Multifamily cap rates continued to move downward in the second quarter. CBRE pegs the national average in the 4.2 to 4.9 per cent range for high-rise property and at 4.7 to 5.4 for low-rise buildings, but there is wider variation across the 10 urban markets analyzed. Vancouver, Toronto and Ottawa properties were below the national average, with class A high-rise product in Vancouver in the 2.5 to 3 per cent range.
However, Vancouver cap rates were lower than the national average in all 19 surveyed property categories — for example, in the 4 to 4.5 per cent range for downtown class AA office space versus the national average of 5.08 per cent. “Both foreign and domestic investors are showing a continued willingness to pursue significant investments at record level cap rates. Strong demand and compression of multifamily cap rates reflect investor confidence in the B.C. economy and commercial property fundamentals,” says Tony Quattrin, vice chairman of CBRE’s national investment team.
The outlook is not so rosy next door in Alberta, but, with the exception of class B office product in downtown Calgary and Edmonton, values are holding. Cap rates even dropped from the previous quarter for Calgary industrial and Edmonton multifamily properties.
“Investors are also motivated to reconsider Calgary as commercial property in Vancouver and Toronto becomes increasingly expensive and difficult to attain,” notes Garry Beres, executive vice president with CBRE’s national investment team.

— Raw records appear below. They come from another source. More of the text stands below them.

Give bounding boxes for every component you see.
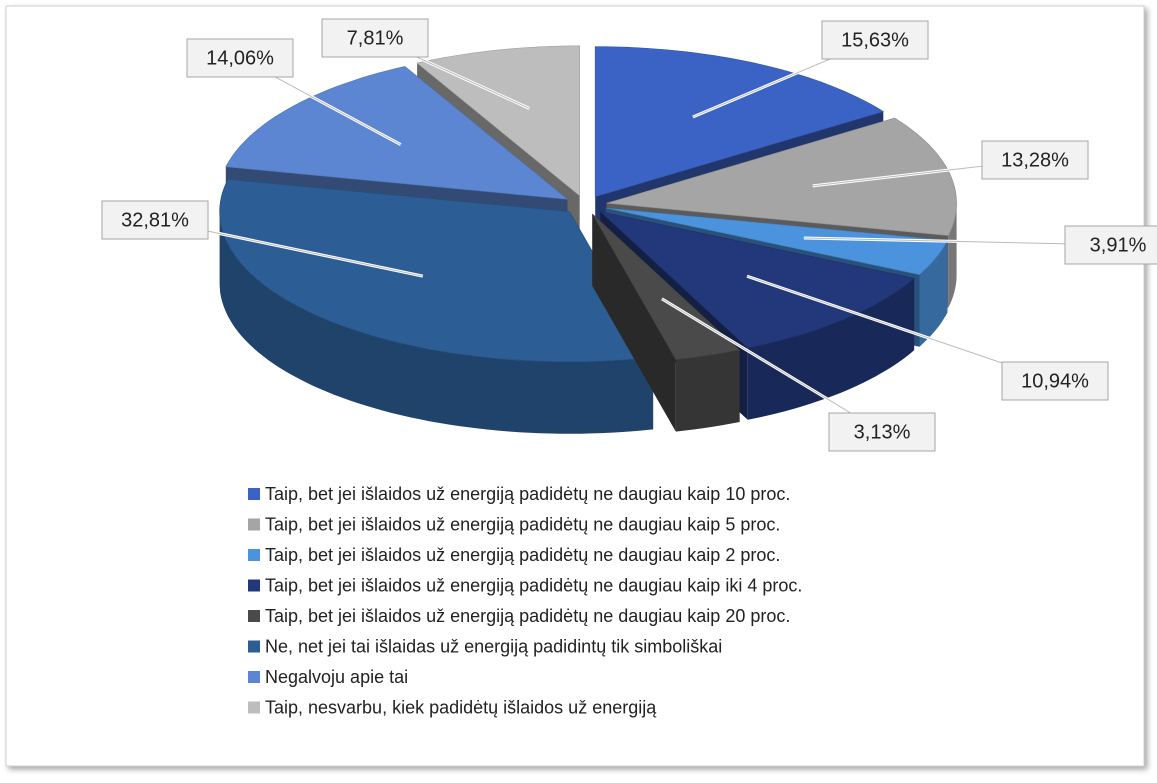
pie: [219, 45, 957, 434]
slice-wall: [948, 203, 957, 308]
legend-swatch: [248, 518, 260, 531]
legend-label: Negalvoju apie tai: [265, 667, 408, 687]
pie-slice: [605, 207, 948, 276]
data-label: 3,13%: [854, 421, 911, 443]
slice-wall: [747, 278, 915, 420]
label-box: [1064, 225, 1157, 265]
data-label: 3,91%: [1090, 234, 1147, 256]
data-label: 14,06%: [206, 47, 274, 69]
legend-swatch: [248, 640, 260, 653]
leader-line: [661, 298, 883, 433]
label-box: [981, 140, 1089, 180]
data-label: 13,28%: [1001, 149, 1069, 171]
data-label: 7,81%: [347, 27, 404, 49]
legend-swatch: [248, 579, 260, 592]
legend-label: Taip, bet jei išlaidos už energiją padid…: [265, 545, 780, 565]
legend-label: Ne, net jei tai išlaidas už energiją pad…: [265, 636, 722, 656]
legend-label: Taip, bet jei išlaidos už energiją padid…: [265, 484, 790, 504]
data-labels: 15,63% 13,28% 3,91% 10,94% 3,13% 32,81% 14,06%…: [101, 18, 1157, 452]
slice-wall: [219, 211, 654, 434]
data-label: 32,81%: [121, 209, 189, 231]
legend-swatch: [248, 671, 260, 683]
slice-wall: [675, 350, 740, 432]
pie-slice: [594, 46, 885, 198]
legend-label: Taip, nesvarbu, kiek padidėtų išlaidos u…: [265, 697, 657, 717]
pie-slice: [416, 45, 581, 197]
pie-slice: [225, 66, 569, 200]
legend-label: Taip, bet jei išlaidos už energiją padid…: [265, 606, 790, 626]
legend-swatch: [248, 701, 260, 714]
label-box: [821, 20, 929, 60]
label-box: [101, 200, 209, 240]
legend-swatch: [248, 488, 260, 500]
legend-label: Taip, bet jei išlaidos už energiją padid…: [265, 514, 780, 534]
slice-wall: [919, 240, 948, 347]
data-label: 15,63%: [841, 29, 909, 51]
legend-swatch: [248, 549, 260, 561]
legend-swatch: [248, 610, 260, 622]
label-box: [1001, 361, 1109, 401]
label-box: [321, 18, 429, 58]
data-label: 10,94%: [1021, 370, 1089, 392]
pie-slice: [219, 178, 654, 363]
pie-slice: [606, 117, 957, 236]
label-box: [828, 412, 936, 452]
legend-label: Taip, bet jei išlaidos už energiją padid…: [265, 575, 802, 595]
legend: Taip, bet jei išlaidos už energiją padid…: [248, 484, 802, 717]
slice-side: [592, 213, 676, 432]
label-box: [186, 38, 294, 78]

Office properties are particularly capturing investors’ interest in Toronto, with cap rates below the national average in all five downtown and suburban categories. Rates declined from the previous quarter for downtown class A and B and suburban class B properties. Downtown class B rates also illustrate the east-west divergence: in the range of 4.75 to 5.25 per cent in Toronto versus 7.75 to 8.5 per cent in Calgary and Edmonton.

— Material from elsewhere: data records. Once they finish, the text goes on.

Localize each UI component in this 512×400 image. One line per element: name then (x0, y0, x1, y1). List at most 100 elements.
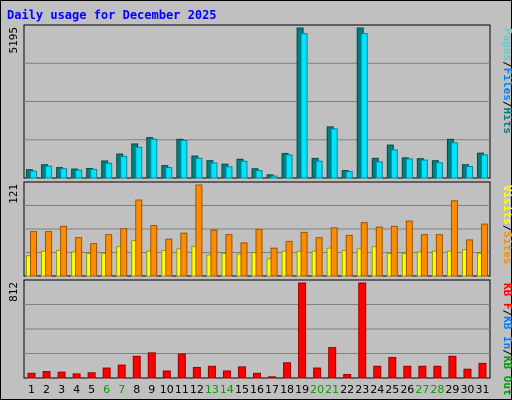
visits-bar-sites (240, 242, 248, 277)
hits-bar-files (75, 169, 83, 179)
kbytes-bar-kb-f (222, 370, 231, 379)
x-tick-label: 14 (220, 383, 234, 396)
hits-bar-files (195, 157, 203, 179)
x-tick-label: 21 (325, 383, 339, 396)
x-tick-label: 22 (340, 383, 354, 396)
kbytes-legend-item: / (501, 310, 512, 317)
visits-bar-sites (450, 200, 458, 277)
hits-bar-files (420, 159, 428, 179)
kbytes-max-label: 812 (7, 282, 20, 302)
visits-bar-sites (150, 225, 158, 277)
hits-bar-files (405, 158, 413, 179)
hits-bar-files (45, 165, 53, 179)
visits-bar-sites (360, 222, 368, 277)
x-tick-label: 2 (43, 383, 50, 396)
visits-bar-sites (330, 227, 338, 277)
hits-legend-item: Hits (501, 108, 512, 135)
x-tick-label: 7 (118, 383, 125, 396)
kbytes-bar-kb-f (42, 371, 51, 379)
kbytes-bar-kb-f (117, 364, 126, 379)
kbytes-bar-kb-f (283, 362, 292, 379)
hits-bar-files (285, 154, 293, 179)
hits-bar-files (315, 160, 323, 179)
hits-max-label: 5195 (7, 27, 20, 54)
visits-bar-sites (225, 234, 233, 277)
visits-bar-sites (435, 234, 443, 277)
hits-legend-item: Files (501, 68, 512, 101)
visits-max-label: 121 (7, 184, 20, 204)
x-tick-label: 20 (310, 383, 324, 396)
hits-legend-item: Pages (501, 28, 512, 61)
hits-bar-files (375, 161, 383, 179)
hits-legend-item: / (501, 101, 512, 108)
visits-bar-sites (345, 234, 353, 277)
visits-bar-sites (390, 225, 398, 277)
hits-bar-files (165, 167, 173, 179)
kbytes-bar-kb-f (403, 365, 412, 379)
x-tick-label: 10 (160, 383, 174, 396)
chart-title: Daily usage for December 2025 (7, 8, 217, 22)
kbytes-bar-kb-f (72, 373, 81, 379)
kbytes-bar-kb-f (237, 366, 246, 379)
x-tick-label: 12 (190, 383, 204, 396)
kbytes-legend-item: / (501, 349, 512, 356)
kbytes-bar-kb-f (132, 355, 141, 379)
hits-bar-files (300, 33, 308, 179)
kbytes-bar-kb-f (27, 372, 36, 379)
kbytes-bar-kb-f (162, 370, 171, 379)
x-tick-label: 8 (133, 383, 140, 396)
kbytes-legend-item: KB Out (501, 356, 512, 396)
x-tick-label: 11 (175, 383, 189, 396)
visits-bar-sites (30, 231, 38, 277)
hits-bar-files (180, 139, 188, 179)
visits-bar-sites (210, 229, 218, 277)
kbytes-bar-kb-f (87, 372, 96, 379)
x-tick-label: 1 (28, 383, 35, 396)
x-tick-label: 23 (355, 383, 369, 396)
visits-bar-sites (165, 238, 173, 277)
x-tick-label: 28 (430, 383, 444, 396)
visits-bar-sites (180, 232, 188, 277)
hits-bar-files (60, 168, 68, 179)
kbytes-bar-kb-f (478, 362, 487, 379)
kbytes-bar-kb-f (418, 365, 427, 379)
x-tick-label: 30 (460, 383, 474, 396)
kbytes-bar-kb-f (253, 372, 261, 379)
hits-bar-files (210, 162, 218, 179)
x-tick-label: 6 (103, 383, 110, 396)
kbytes-bar-kb-f (328, 347, 337, 379)
x-tick-label: 25 (385, 383, 399, 396)
visits-bar-sites (90, 243, 98, 277)
visits-bar-sites (60, 225, 68, 277)
visits-bar-sites (135, 199, 143, 277)
visits-legend-item: Sites (501, 231, 512, 264)
visits-bar-sites (105, 234, 113, 277)
x-tick-label: 31 (475, 383, 489, 396)
kbytes-bar-kb-f (463, 368, 472, 379)
kbytes-bar-kb-f (343, 373, 352, 379)
x-tick-label: 24 (370, 383, 384, 396)
visits-bar-sites (45, 231, 53, 277)
visits-bar-sites (420, 234, 428, 277)
x-tick-label: 16 (250, 383, 264, 396)
hits-bar-files (360, 33, 368, 179)
kbytes-bar-kb-f (373, 365, 382, 379)
hits-bar-files (255, 169, 263, 179)
x-tick-label: 29 (445, 383, 459, 396)
hits-bar-files (120, 155, 128, 179)
visits-bar-sites (375, 226, 383, 277)
hits-bar-files (390, 149, 398, 179)
kbytes-bar-kb-f (358, 282, 367, 379)
visits-legend-item: Visits (501, 185, 512, 225)
hits-bar-files (345, 171, 353, 179)
kbytes-legend: KB F/KB In/KB Out (501, 283, 512, 396)
hits-legend: Pages/Files/Hits (501, 28, 512, 134)
x-tick-label: 19 (295, 383, 309, 396)
hits-bar-files (435, 162, 443, 179)
kbytes-bar-kb-f (448, 355, 457, 379)
kbytes-legend-item: KB F (501, 283, 512, 310)
kbytes-bar-kb-f (102, 367, 111, 379)
visits-legend: Visits/Sites (501, 185, 512, 265)
hits-bar-files (240, 160, 248, 179)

“Capital flows from domestic and global capital sources continue to show their conviction for quality assets with the market increasingly fixating on core and urban property,” says Peter Senst, president, Canadian capital markets, with CBRE. “Brexit is the latest question for investors to consider. However, the impact on Canada should be manageable and Toronto could actually benefit as a leading financial centre.”